2. Le juge a-t-il erré en n’abordant pas la notion de congédiement déguisé?
3. Le juge a-t-il omis de sanctionner un abus de droit?
* * *
1. Le juge a-t-il erré en concluant que l’intimée avait des motifs sérieux de congédier l’appelante sans lui octroyer un délai-congé raisonnable?
[4] La qualification des motifs du congédiement soulève une question de fait pour laquelle la norme d’intervention d’une cour d’appel est bien connue[1]. Or, après avoir eu le bénéfice d’entendre et d’examiner minutieusement l’ensemble d’une preuve à la fois testimoniale et documentaire, le juge a considéré que les actes reprochés à l’appelante constituaient de l’insubordination, de la déloyauté et un grave manque de jugement qui ont irrémédiablement rompu le lien de confiance entre les parties.
[5] Les constats du juge, selon lesquels l’appelante a (1) tenu des propos mensongers pour tenter de repousser la réunion du conseil d’administration prévue pour le 22 novembre 2011, (2) par la teneur de sa lettre du 18 novembre, manifesté une conduite qui s’écarte de celle de l’employé loyal et diligent, (3) adopté un comportement incontrôlé et démesuré lors d’une réunion du comité exécutif concernant sa rémunération et (4) usé de son pouvoir de gestion de façon malhonnête et irrespectueuse envers les employés, ne comportent pas d’erreur manifeste et déterminante.

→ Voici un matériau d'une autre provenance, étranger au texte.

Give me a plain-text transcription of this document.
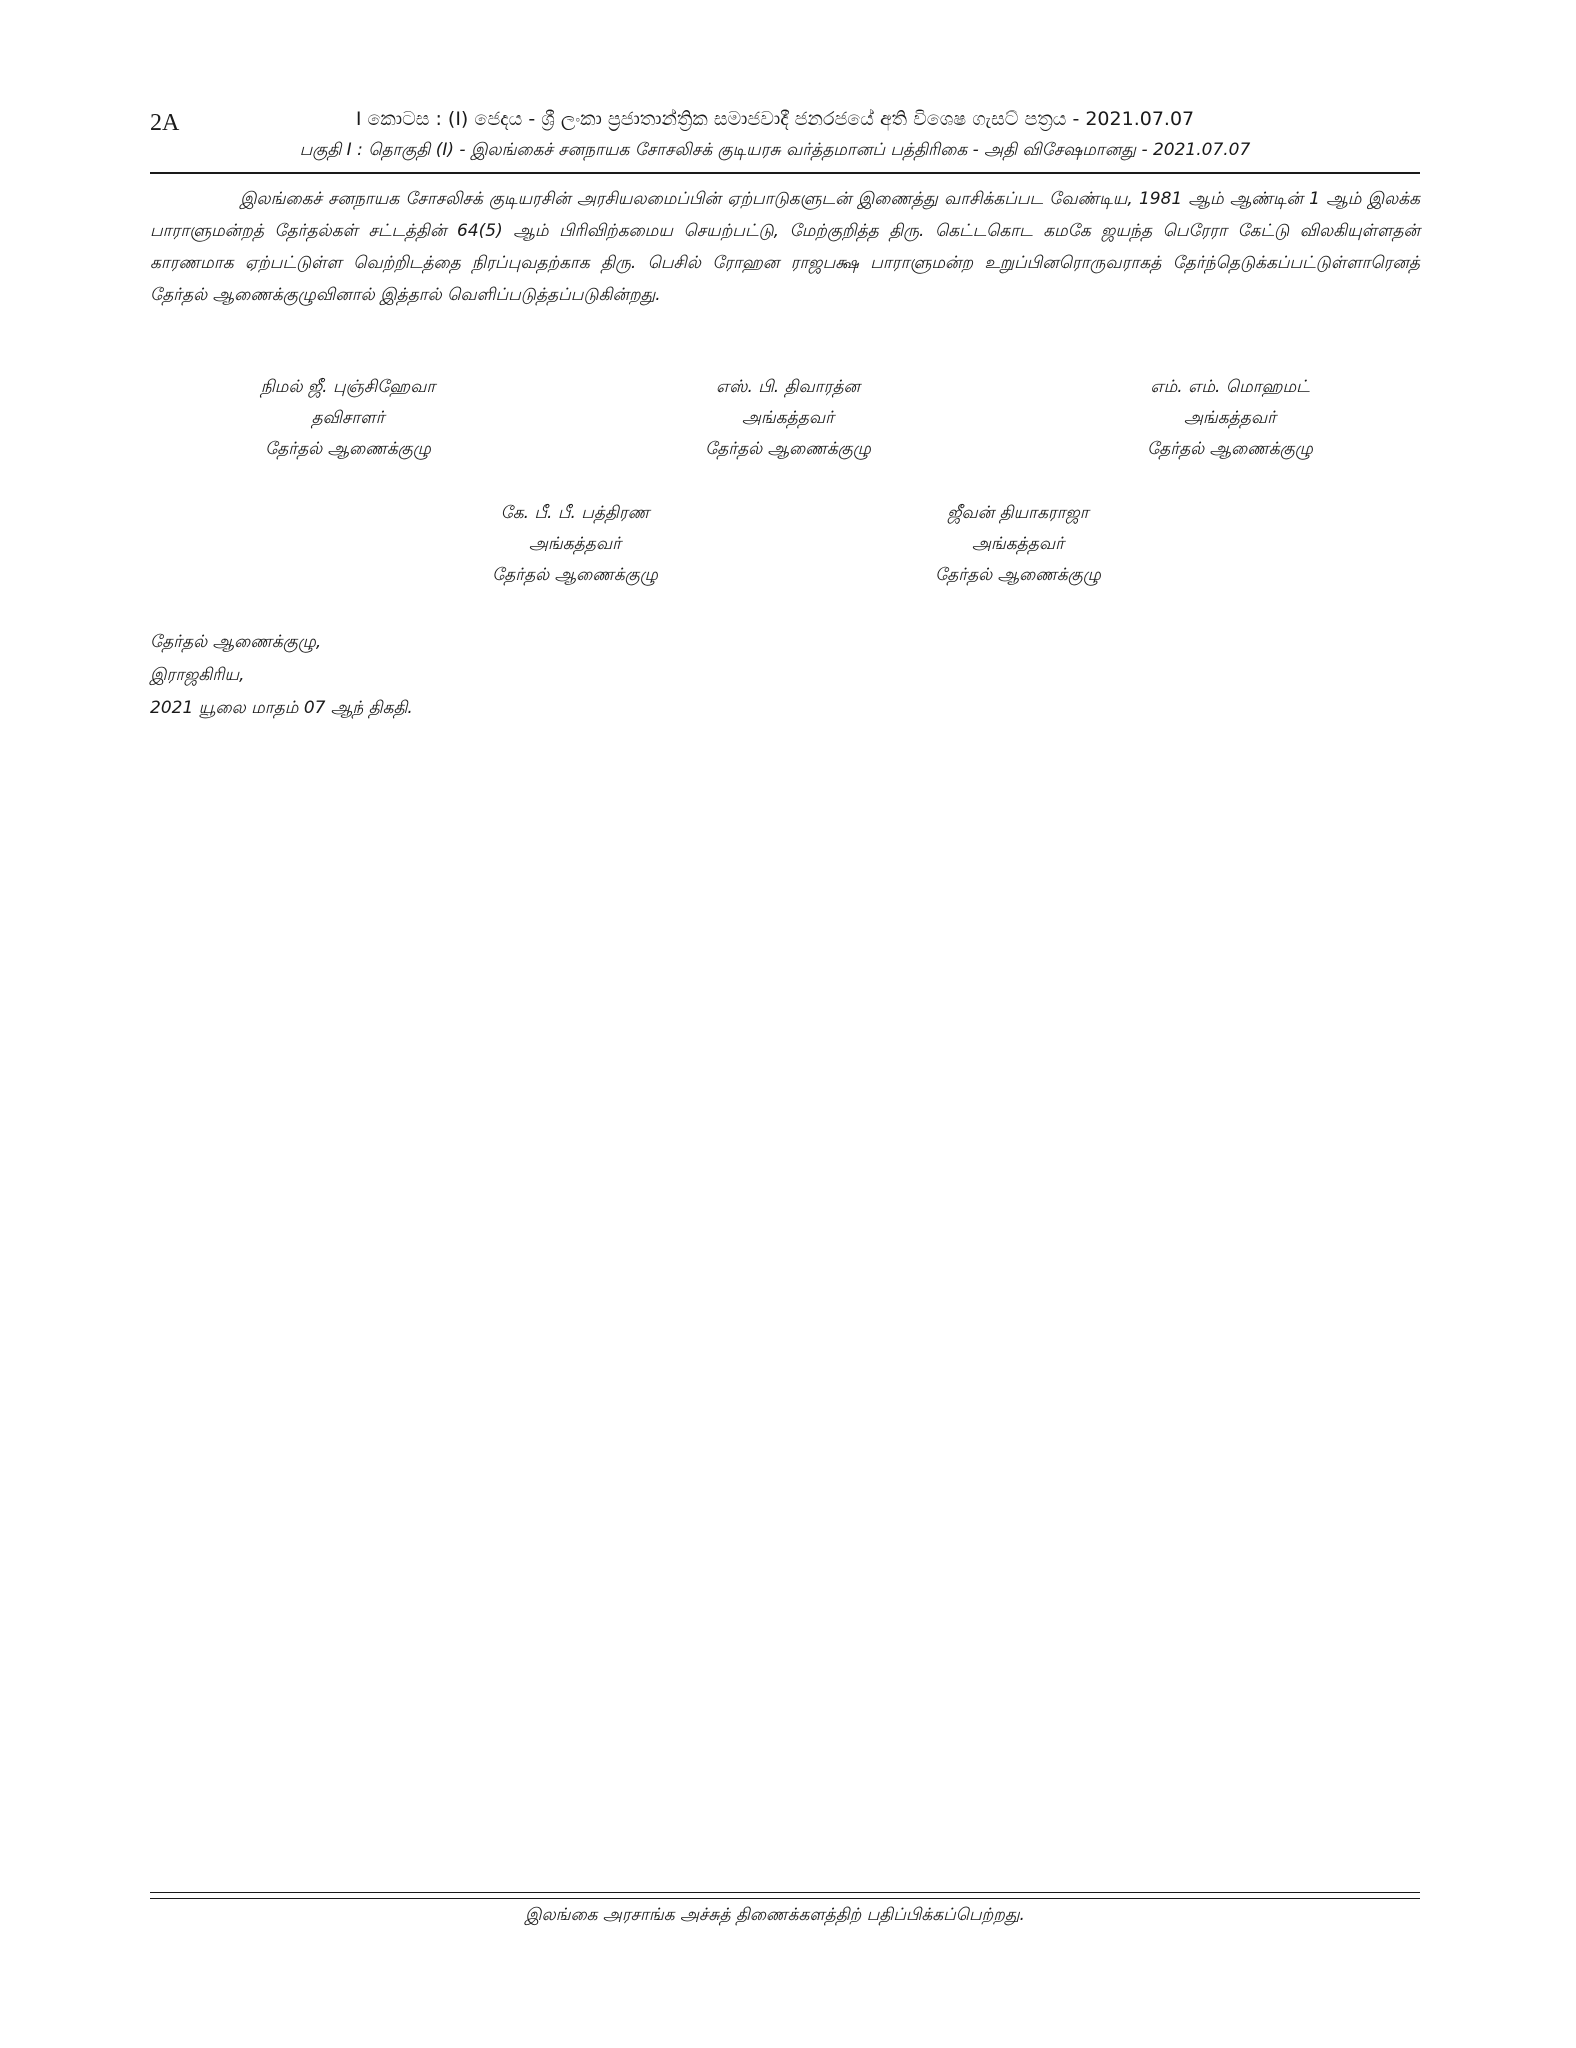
2A	I කොටස : (I) ජෙදය - ශ්‍රී ලංකා ප්‍රජාතාන්ත්‍රික සමාජවාදී ජනරජයේ අති විශෙෂ ගැසට් පත්‍රය - 2021.07.07
பகுதி I : தொகுதி (I) - இலங்கைச் சனநாயக சோசலிசக் குடியரசு வர்த்தமானப் பத்திரிகை - அதி விசேஷமானது - 2021.07.07

இலங்கைச் சனநாயக சோசலிசக் குடியரசின் அரசியலமைப்பின் ஏற்பாடுகளுடன் இணைத்து வாசிக்கப்பட வேண்டிய, 1981 ஆம் ஆண்டின் 1 ஆம் இலக்க பாராளுமன்றத் தேர்தல்கள் சட்டத்தின் 64(5) ஆம் பிரிவிற்கமைய செயற்பட்டு, மேற்குறித்த திரு. கெட்டகொட கமகே ஜயந்த பெரேரா கேட்டு விலகியுள்ளதன் காரணமாக ஏற்பட்டுள்ள வெற்றிடத்தை நிரப்புவதற்காக திரு. பெசில் ரோஹன ராஜபக்ஷ பாராளுமன்ற உறுப்பினரொருவராகத் தேர்ந்தெடுக்கப்பட்டுள்ளாரெனத் தேர்தல் ஆணைக்குழுவினால் இத்தால் வெளிப்படுத்தப்படுகின்றது.

நிமல் ஜீ. புஞ்சிஹேவா
தவிசாளர்
தேர்தல் ஆணைக்குழு
எஸ். பி. திவாரத்ன
அங்கத்தவர்
தேர்தல் ஆணைக்குழு
எம். எம். மொஹமட்
அங்கத்தவர்
தேர்தல் ஆணைக்குழு
கே. பீ. பீ. பத்திரண
அங்கத்தவர்
தேர்தல் ஆணைக்குழு
ஜீவன் தியாகராஜா
அங்கத்தவர்
தேர்தல் ஆணைக்குழு
தேர்தல் ஆணைக்குழு,
இராஜகிரிய,
2021 யூலை மாதம் 07 ஆந் திகதி.

இலங்கை அரசாங்க அச்சுத் திணைக்களத்திற் பதிப்பிக்கப்பெற்றது.
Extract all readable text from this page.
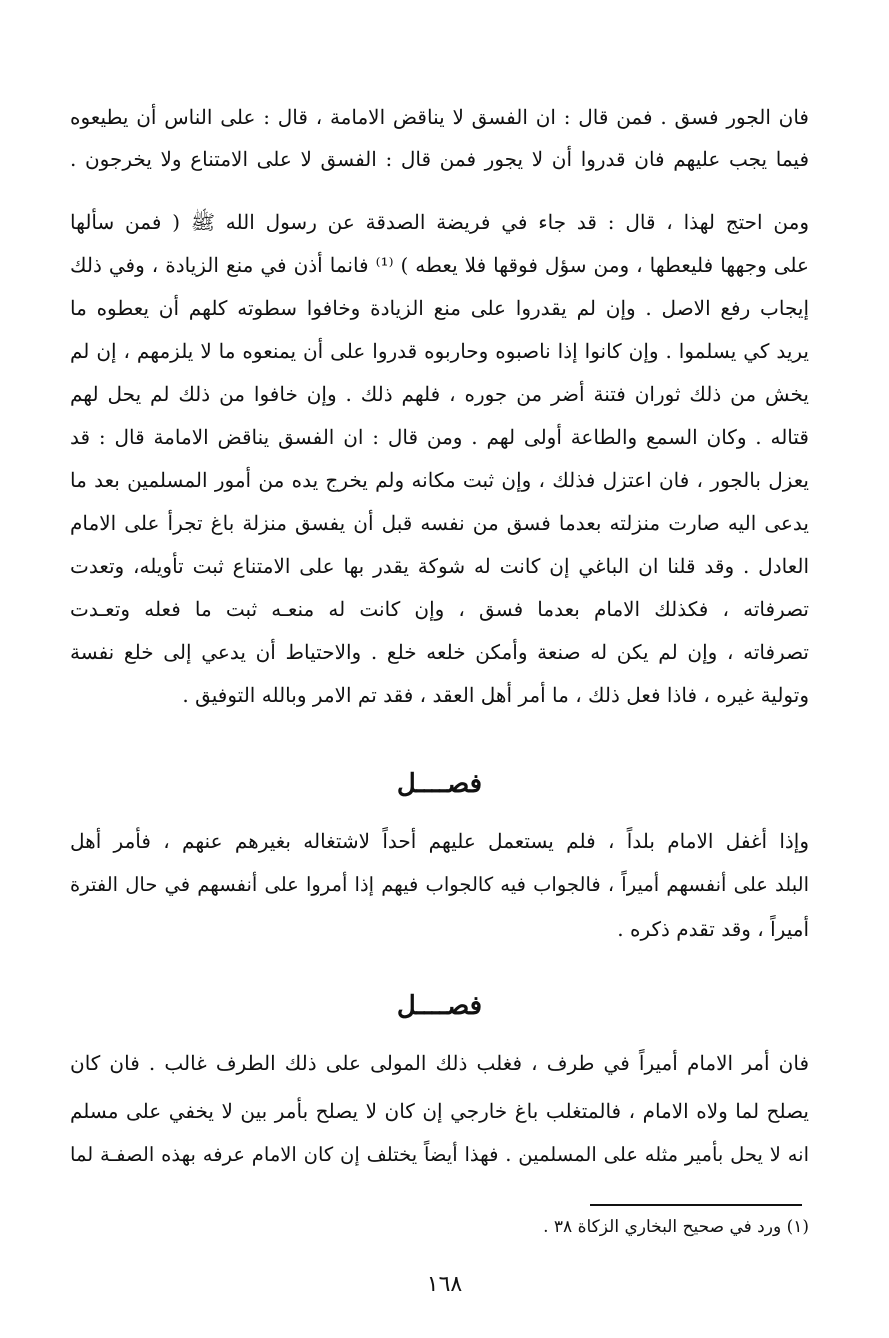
فان الجور فسق . فمن قال : ان الفسق لا يناقض الامامة ، قال : على الناس أن يطيعوه
فيما يجب عليهم فان قدروا أن لا يجور فمن قال : الفسق لا على الامتناع ولا يخرجون .
ومن احتج لهذا ، قال : قد جاء في فريضة الصدقة عن رسول الله ﷺ ( فمن سألها
على وجهها فليعطها ، ومن سؤل فوقها فلا يعطه ) ⁽¹⁾ فانما أذن في منع الزيادة ، وفي ذلك
إيجاب رفع الاصل . وإن لم يقدروا على منع الزيادة وخافوا سطوته كلهم أن يعطوه ما
يريد كي يسلموا . وإن كانوا إذا ناصبوه وحاربوه قدروا على أن يمنعوه ما لا يلزمهم ، إن لم
يخش من ذلك ثوران فتنة أضر من جوره ، فلهم ذلك . وإن خافوا من ذلك لم يحل لهم
قتاله . وكان السمع والطاعة أولى لهم . ومن قال : ان الفسق يناقض الامامة قال : قد
يعزل بالجور ، فان اعتزل فذلك ، وإن ثبت مكانه ولم يخرج يده من أمور المسلمين بعد ما
يدعى اليه صارت منزلته بعدما فسق من نفسه قبل أن يفسق منزلة باغ تجرأ على الامام
العادل . وقد قلنا ان الباغي إن كانت له شوكة يقدر بها على الامتناع ثبت تأويله، وتعدت
تصرفاته ، فكذلك الامام بعدما فسق ، وإن كانت له منعـه ثبت ما فعله وتعـدت
تصرفاته ، وإن لم يكن له صنعة وأمكن خلعه خلع . والاحتياط أن يدعي إلى خلع نفسة
وتولية غيره ، فاذا فعل ذلك ، ما أمر أهل العقد ، فقد تم الامر وبالله التوفيق .
فصــــل
وإذا أغفل الامام بلداً ، فلم يستعمل عليهم أحداً لاشتغاله بغيرهم عنهم ، فأمر أهل
البلد على أنفسهم أميراً ، فالجواب فيه كالجواب فيهم إذا أمروا على أنفسهم في حال الفترة
أميراً ، وقد تقدم ذكره .
فصــــل
فان أمر الامام أميراً في طرف ، فغلب ذلك المولى على ذلك الطرف غالب . فان كان
يصلح لما ولاه الامام ، فالمتغلب باغ خارجي إن كان لا يصلح بأمر بين لا يخفي على مسلم
انه لا يحل بأمير مثله على المسلمين . فهذا أيضاً يختلف إن كان الامام عرفه بهذه الصفـة لما
(١) ورد في صحيح البخاري الزكاة ٣٨ .
١٦٨
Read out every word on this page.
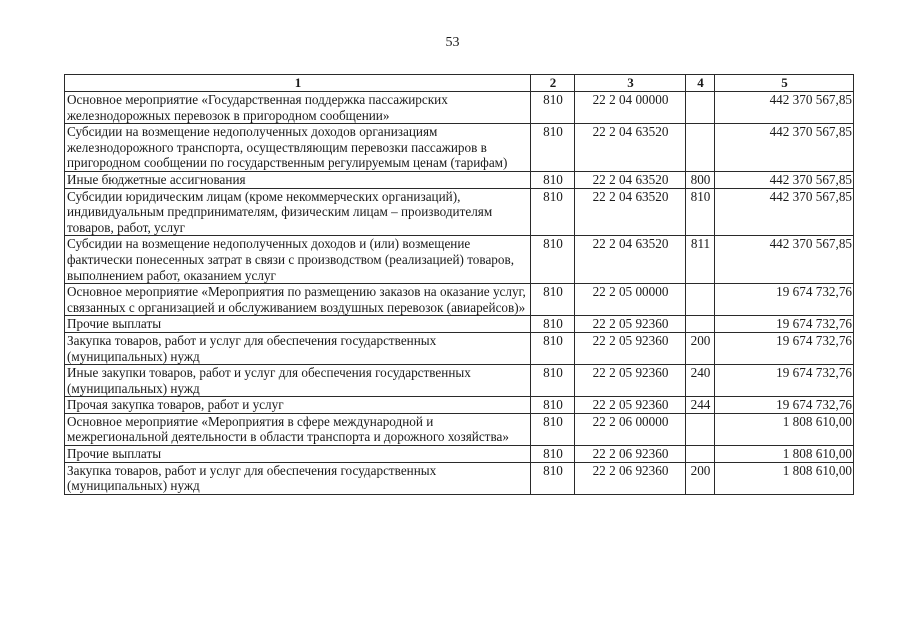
53
1	2	3	4	5
Основное мероприятие «Государственная поддержка пассажирских железнодорожных перевозок в пригородном сообщении»	810	22 2 04 00000		442 370 567,85
Субсидии на возмещение недополученных доходов организациям железнодорожного транспорта, осуществляющим перевозки пассажиров в пригородном сообщении по государственным регулируемым ценам (тарифам)	810	22 2 04 63520		442 370 567,85
Иные бюджетные ассигнования	810	22 2 04 63520	800	442 370 567,85
Субсидии юридическим лицам (кроме некоммерческих организаций), индивидуальным предпринимателям, физическим лицам – производителям товаров, работ, услуг	810	22 2 04 63520	810	442 370 567,85
Субсидии на возмещение недополученных доходов и (или) возмещение фактически понесенных затрат в связи с производством (реализацией) товаров, выполнением работ, оказанием услуг	810	22 2 04 63520	811	442 370 567,85
Основное мероприятие «Мероприятия по размещению заказов на оказание услуг, связанных с организацией и обслуживанием воздушных перевозок (авиарейсов)»	810	22 2 05 00000		19 674 732,76
Прочие выплаты	810	22 2 05 92360		19 674 732,76
Закупка товаров, работ и услуг для обеспечения государственных (муниципальных) нужд	810	22 2 05 92360	200	19 674 732,76
Иные закупки товаров, работ и услуг для обеспечения государственных (муниципальных) нужд	810	22 2 05 92360	240	19 674 732,76
Прочая закупка товаров, работ и услуг	810	22 2 05 92360	244	19 674 732,76
Основное мероприятие «Мероприятия в сфере международной и межрегиональной деятельности в области транспорта и дорожного хозяйства»	810	22 2 06 00000		1 808 610,00
Прочие выплаты	810	22 2 06 92360		1 808 610,00
Закупка товаров, работ и услуг для обеспечения государственных (муниципальных) нужд	810	22 2 06 92360	200	1 808 610,00
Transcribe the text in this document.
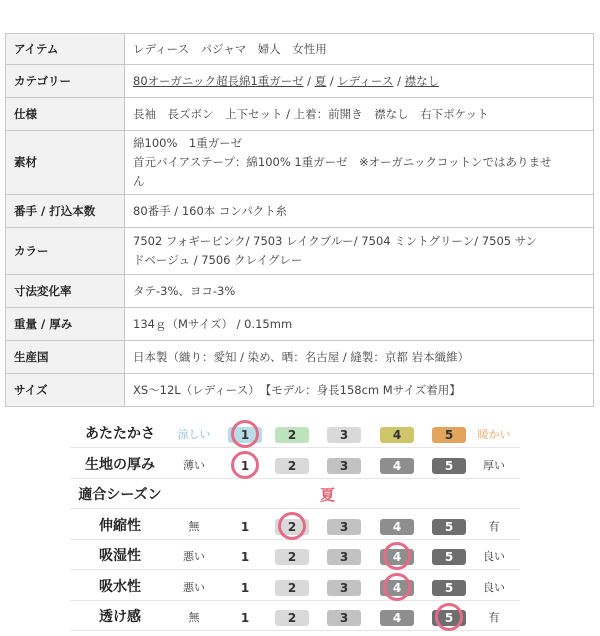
アイテム	レディース　パジャマ　婦人　女性用

カテゴリー	80オーガニック超長綿1重ガーゼ / 夏 / レディース / 襟なし
仕様	長袖　長ズボン　上下セット / 上着：前開き　襟なし　右下ポケット

素材	綿100%　1重ガーゼ
首元バイアステープ：綿100% 1重ガーゼ　※オーガニックコットンではありませ
ん

番手 / 打込本数	80番手 / 160本 コンパクト糸

カラー	7502 フォギーピンク/ 7503 レイクブルー/ 7504 ミントグリーン/ 7505 サン
ドベージュ / 7506 クレイグレー

寸法変化率	タテ-3%、ヨコ-3%

重量 / 厚み	134ｇ（Mサイズ） / 0.15mm

生産国	日本製（織り：愛知 / 染め、晒：名古屋 / 縫製：京都 岩本織維）

サイズ	XS～12L（レディース）　【モデル：身長158cm Mサイズ着用】
あたたかさ	涼しい	1	2	3	4	5	暖かい
生地の厚み	薄い	1	2	3	4	5	厚い
適合シーズン	夏
伸縮性	無	1	2	3	4	5	有
吸湿性	悪い	1	2	3	4	5	良い
吸水性	悪い	1	2	3	4	5	良い
透け感	無	1	2	3	4	5	有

[6] Il en va de même de la qualification des comportements de l’appelante que retient le juge aux paragraphes 38 et 39 du jugement entrepris :
[38] Dans sa défense amendée, l’avocate de la Coopérative résume ainsi les motifs qui ont porté celle-ci à mettre fin immédiatement au lien d’emploi de Brunelle :
« 180- Les comportements inappropriés de la demanderesse lors des réunions des 1er septembre et 17 novembre 2011, son obsession quant à la présentation et à la modification, à son avantage, du Programme, ses réactions excessives quant au report de l'étude de la question du Programme, les propos déplacés et le manque de respect dont elle a fait preuve à l'égard de certains membres du conseil d'administration de la COOP à l'intérieur de ses courriels, les mensonges qu’elle a avancés afin de faire annuler et reporter la réunion du 22 novembre, les menaces et soupçons que la demanderesse a dirigés et nourris à l'encontre du président, du vice-président, et de certains cadres, ses machinations afin de faire démettre le président, ses entraves à un soi-disant mouvement de syndicalisation et l'ensemble des autres comportements étayés précédemment constituent conjointement, et souvent pris isolément, des fautes graves et des motifs sérieux de congédiement;
181- La demanderesse occupait les plus hautes fonctions au sein de la COOP, et cette dernière devait par conséquent pouvoir s'attendre à ce que la demanderesse fasse preuve d'exemplarité et maintienne son équipe unie et motivée;
182- Le lien de confiance entre la COOP et la demanderesse fut irrémédiablement rompu suivant la survenance et la connaissance des évènements précédemment énoncés; »
[39] La Cour est d’accord avec ce résumé.[2]
[7] Par ailleurs, la conclusion du juge selon laquelle la conduite de l’appelante est contraire aux obligations que lui imposaient l’article 2088 C.c.Q. et son contrat de travail ne comporte pas non plus d’erreur révisable.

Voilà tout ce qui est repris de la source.